Apesar da ficção, ouvimos a partir dele, quiçá, a própria voz do romancista José Lins do Rego, que experimentou a sua infância também em um engenho. Ele empresta a sua história a Carlos de Melo. No segundo livro, Doidinho, percebe-se que "o ciclo" começa a ganhar contornos sólidos. A narrativa se avoluma. José Lins continua a sua incansável saga memorialística. Carlos de Melo ainda está no centro. Enquanto em Menino de Engenho, temos-lo criança, em Doidinho ele é o adolescente que vai para escola e experimenta os rigores da disciplina. 

Carlos tem o futuro à frente, mas insiste em olhar para o Santa Rosa. Os acontecimentos são quase inexistentes no engenho Santa Rosa na narrativa. O engenho é visto como o Éden; como o espaço privilegiado da pureza inconteste; da felicidade inquebrantável; dos acontecimentos grávidos de liberdade. Há uma polarização entre o Liceu em Itabaiana e o Engenho Santa Rosa - aquele, o espaço claustrofóbico, do confinamento, do medo, do susto, da violência repressora; já este é o jardim das delícias; da fauna e da flora privilegiadas; em suma, de um mundo sem porteiras nem muros.

Banguê, por sua vez, escrito em 1934, é o mais denso livro da trilogia de Carlos de Melo. Fica-nos a impressão de que José Lins tenha desenvolvido a técnica que o conduziria a Fogo Morto, sua obra máxima. O livro foca a atenção em um Carlos de Melo já adulto, formado e herdeiro do espólio do Santa Rosa. O avô José Paulino, figura emblemática do patriarca, aquele que ergueu o grande feudo, morrera. Ela era o inexpugnável dono de terras, animais e "gentes". Carlos de Melo, bacharel em Direito, formado no Recife - assim como José Lins, um herdeiro das famílias tradicionais do Nordeste - após a formatura, volta para o Engenho. Sua indolência para com as coisas do Santa Rosa colocam-no em crise. Percebe-se claramente a sua falta de habilidade para gerir, para tocar as terras antigas do avô. 

As safras não são as mesmas. Um medo profundo de ser morto o abate. Desconfia dos parentes. Nota que há moradores mais habilidosos do que ele na condução das lavouras. Por fim, percebe que está na iminência de perder o Engenho para uma usina. Não consegue pagar uma carta de crédito. Se isso acontecer, ele liquidará a história do imortal Engenho Santa Rosa, que é uma extensão da memória do avô José Paulino.
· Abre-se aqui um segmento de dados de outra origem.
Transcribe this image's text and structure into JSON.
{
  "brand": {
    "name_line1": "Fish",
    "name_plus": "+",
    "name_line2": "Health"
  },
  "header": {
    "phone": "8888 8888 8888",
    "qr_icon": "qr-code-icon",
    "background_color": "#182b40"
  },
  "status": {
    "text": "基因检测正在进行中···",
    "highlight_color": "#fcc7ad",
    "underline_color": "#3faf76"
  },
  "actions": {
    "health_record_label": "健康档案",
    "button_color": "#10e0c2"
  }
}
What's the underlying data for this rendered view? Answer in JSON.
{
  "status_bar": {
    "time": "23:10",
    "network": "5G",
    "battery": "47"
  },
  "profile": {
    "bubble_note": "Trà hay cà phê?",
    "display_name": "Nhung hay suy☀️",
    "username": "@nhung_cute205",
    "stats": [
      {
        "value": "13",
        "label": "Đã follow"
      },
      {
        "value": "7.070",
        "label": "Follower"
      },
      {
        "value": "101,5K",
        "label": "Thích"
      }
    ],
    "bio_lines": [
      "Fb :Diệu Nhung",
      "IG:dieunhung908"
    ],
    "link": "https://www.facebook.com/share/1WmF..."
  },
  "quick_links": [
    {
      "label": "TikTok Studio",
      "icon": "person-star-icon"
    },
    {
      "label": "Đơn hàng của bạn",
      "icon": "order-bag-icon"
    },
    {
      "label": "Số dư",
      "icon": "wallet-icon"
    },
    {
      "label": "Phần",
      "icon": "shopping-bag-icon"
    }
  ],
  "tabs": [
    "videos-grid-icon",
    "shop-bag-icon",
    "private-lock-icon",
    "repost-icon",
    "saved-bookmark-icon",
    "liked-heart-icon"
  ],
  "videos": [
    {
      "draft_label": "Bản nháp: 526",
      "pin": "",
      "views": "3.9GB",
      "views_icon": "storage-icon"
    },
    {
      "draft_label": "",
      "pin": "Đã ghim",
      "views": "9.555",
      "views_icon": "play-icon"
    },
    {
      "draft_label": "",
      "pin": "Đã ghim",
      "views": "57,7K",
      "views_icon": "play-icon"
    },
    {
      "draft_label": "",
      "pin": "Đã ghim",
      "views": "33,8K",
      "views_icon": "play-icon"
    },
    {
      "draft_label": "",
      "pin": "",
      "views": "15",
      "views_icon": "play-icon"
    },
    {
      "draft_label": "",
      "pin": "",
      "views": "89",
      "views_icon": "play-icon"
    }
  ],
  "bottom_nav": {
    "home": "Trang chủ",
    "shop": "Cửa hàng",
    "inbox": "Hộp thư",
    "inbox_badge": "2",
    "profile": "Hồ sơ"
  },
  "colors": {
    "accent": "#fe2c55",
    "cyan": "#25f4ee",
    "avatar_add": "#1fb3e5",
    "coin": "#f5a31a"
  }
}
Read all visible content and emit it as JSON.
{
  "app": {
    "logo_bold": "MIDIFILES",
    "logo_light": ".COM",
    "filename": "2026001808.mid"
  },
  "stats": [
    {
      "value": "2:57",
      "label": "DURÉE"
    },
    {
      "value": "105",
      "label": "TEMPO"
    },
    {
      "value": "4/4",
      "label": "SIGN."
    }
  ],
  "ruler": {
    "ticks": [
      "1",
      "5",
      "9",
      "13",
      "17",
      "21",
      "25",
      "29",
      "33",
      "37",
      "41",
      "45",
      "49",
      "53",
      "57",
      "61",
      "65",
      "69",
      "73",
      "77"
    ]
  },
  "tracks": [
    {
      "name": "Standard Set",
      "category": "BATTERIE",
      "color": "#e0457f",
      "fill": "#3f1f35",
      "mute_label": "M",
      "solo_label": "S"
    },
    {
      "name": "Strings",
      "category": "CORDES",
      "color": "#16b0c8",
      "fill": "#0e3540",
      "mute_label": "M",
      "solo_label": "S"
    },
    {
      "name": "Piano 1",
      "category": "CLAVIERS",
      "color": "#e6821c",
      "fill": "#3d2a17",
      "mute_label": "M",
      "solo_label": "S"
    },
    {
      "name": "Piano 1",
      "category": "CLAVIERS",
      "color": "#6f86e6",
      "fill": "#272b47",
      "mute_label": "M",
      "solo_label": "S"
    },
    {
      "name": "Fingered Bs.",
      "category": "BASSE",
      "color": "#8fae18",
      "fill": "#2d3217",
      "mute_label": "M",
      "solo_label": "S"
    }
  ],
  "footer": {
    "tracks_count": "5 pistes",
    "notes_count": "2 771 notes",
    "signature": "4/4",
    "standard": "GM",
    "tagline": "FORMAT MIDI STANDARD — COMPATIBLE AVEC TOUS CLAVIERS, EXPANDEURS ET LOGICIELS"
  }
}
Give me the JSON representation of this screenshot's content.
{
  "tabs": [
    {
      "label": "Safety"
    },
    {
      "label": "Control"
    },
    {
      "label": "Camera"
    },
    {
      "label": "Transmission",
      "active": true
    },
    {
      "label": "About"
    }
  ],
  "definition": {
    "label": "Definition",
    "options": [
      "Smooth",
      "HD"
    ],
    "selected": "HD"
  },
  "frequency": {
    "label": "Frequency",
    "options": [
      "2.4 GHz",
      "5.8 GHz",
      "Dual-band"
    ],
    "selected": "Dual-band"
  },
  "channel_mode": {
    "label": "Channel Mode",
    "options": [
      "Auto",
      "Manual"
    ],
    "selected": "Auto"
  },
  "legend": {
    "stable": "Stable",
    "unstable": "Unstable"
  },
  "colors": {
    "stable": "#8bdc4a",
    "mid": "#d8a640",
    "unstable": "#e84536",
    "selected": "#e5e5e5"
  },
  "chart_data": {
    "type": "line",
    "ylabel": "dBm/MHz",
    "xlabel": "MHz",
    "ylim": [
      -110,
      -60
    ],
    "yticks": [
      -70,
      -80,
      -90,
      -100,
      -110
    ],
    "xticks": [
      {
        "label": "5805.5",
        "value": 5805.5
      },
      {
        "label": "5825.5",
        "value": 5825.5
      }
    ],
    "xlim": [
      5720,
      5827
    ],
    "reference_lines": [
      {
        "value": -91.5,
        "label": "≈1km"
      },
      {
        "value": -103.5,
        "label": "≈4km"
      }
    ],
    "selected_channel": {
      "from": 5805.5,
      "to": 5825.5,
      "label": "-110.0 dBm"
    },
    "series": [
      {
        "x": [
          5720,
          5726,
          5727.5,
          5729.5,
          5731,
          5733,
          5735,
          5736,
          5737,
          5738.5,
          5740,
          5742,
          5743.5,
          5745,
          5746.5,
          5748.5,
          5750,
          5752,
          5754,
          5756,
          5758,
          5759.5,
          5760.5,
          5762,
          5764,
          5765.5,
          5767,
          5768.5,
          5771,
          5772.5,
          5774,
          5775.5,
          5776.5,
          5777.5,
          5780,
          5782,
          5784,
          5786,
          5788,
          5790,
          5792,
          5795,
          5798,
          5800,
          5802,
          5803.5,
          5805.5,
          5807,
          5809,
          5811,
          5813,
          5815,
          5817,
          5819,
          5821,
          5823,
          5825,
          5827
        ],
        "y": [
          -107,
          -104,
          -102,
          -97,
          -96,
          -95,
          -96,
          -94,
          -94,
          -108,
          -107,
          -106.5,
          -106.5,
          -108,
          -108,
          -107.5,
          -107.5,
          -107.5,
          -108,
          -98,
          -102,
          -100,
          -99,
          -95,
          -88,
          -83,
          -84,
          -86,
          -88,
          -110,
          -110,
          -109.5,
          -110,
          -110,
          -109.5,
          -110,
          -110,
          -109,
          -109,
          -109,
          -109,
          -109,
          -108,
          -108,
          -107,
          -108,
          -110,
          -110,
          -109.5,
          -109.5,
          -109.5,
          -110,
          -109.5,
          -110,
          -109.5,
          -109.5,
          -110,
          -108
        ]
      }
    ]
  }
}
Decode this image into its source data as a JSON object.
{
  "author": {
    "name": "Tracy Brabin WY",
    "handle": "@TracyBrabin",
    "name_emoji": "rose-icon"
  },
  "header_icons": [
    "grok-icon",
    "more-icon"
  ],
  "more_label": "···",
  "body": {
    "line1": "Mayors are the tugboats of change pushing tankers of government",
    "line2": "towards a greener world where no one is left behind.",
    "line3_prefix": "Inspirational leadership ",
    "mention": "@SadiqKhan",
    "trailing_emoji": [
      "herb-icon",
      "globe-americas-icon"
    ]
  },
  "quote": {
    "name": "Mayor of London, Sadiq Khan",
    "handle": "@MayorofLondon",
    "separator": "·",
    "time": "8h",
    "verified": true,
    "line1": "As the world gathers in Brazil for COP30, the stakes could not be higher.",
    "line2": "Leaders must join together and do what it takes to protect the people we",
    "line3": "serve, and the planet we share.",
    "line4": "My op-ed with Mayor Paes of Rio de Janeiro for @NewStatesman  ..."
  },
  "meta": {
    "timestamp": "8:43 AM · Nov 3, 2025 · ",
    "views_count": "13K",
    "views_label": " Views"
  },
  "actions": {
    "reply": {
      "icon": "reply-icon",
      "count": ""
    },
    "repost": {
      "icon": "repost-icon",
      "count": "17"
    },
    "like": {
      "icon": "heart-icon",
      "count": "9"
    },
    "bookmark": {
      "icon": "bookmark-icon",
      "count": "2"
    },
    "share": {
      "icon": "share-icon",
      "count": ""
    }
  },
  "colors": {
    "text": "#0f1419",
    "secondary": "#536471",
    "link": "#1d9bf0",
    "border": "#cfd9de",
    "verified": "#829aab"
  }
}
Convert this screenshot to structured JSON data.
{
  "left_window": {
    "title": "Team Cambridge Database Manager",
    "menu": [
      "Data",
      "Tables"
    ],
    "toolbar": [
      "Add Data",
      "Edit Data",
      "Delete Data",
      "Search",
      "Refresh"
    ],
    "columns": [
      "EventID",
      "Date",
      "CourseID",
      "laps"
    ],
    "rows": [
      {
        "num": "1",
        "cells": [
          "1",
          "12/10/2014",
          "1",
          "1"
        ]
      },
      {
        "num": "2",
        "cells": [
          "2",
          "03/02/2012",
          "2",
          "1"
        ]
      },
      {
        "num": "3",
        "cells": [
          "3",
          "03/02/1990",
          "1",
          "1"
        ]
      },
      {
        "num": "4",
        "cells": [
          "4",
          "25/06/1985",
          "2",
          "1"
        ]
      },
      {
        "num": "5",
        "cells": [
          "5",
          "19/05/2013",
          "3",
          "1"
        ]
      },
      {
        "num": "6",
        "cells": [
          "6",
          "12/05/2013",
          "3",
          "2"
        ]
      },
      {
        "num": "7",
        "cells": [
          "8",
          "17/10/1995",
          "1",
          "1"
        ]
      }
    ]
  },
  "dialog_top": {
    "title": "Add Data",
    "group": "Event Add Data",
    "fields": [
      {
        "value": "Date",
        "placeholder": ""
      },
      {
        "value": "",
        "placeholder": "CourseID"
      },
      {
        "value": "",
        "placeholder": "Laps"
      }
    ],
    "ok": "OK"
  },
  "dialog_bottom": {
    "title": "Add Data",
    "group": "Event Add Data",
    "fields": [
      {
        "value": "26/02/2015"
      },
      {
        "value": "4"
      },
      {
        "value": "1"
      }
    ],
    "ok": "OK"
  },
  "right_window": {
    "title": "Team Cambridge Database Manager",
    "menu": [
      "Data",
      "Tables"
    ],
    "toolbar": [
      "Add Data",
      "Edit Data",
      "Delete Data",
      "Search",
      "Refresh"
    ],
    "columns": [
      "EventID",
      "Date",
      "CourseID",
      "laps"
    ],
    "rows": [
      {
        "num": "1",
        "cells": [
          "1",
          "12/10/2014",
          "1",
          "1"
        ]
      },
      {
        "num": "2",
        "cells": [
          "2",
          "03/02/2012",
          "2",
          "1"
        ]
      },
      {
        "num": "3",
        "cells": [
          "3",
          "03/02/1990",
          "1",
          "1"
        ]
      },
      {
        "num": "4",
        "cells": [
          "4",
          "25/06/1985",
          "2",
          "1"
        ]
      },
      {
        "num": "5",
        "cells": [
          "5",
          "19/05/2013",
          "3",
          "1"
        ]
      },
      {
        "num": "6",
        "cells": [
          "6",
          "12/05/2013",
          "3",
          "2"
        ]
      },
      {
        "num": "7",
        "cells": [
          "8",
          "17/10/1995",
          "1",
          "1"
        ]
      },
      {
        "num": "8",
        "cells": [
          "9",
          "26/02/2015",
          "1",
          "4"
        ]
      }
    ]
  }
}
Minhas palavras soam meio inexpressivas na tentativa de fermentar o interesse pela história, mas o fato é que o ritmo da prosa de José Lins deixa a impressão de um escritor que ia escrevendo à medida que memória fazia o seu trabalho. A narrativa pode ser comparada a uma mina que brota incessante. É delicioso ler José Lins do Rego! Percebe-se que ele não se preocupa com as grandes construções gramaticais. O fluxo de sua narrativa parece ser resultado de uma conversa, uma confissão privilegiada à imaginação dos leitores. 

Estou terminando dois livros atualmente - A guerra do fim do mundo (Mario Vargas-Llosa) e A invenção do Nordeste e outras artes (Durval Muniz de Albuquerque Junior). Assim que concluí-los, emplacarei a leitura de O moleque Ricardo. Quero perfazer toda a obra do escritor paraibano este ano. Sigamos.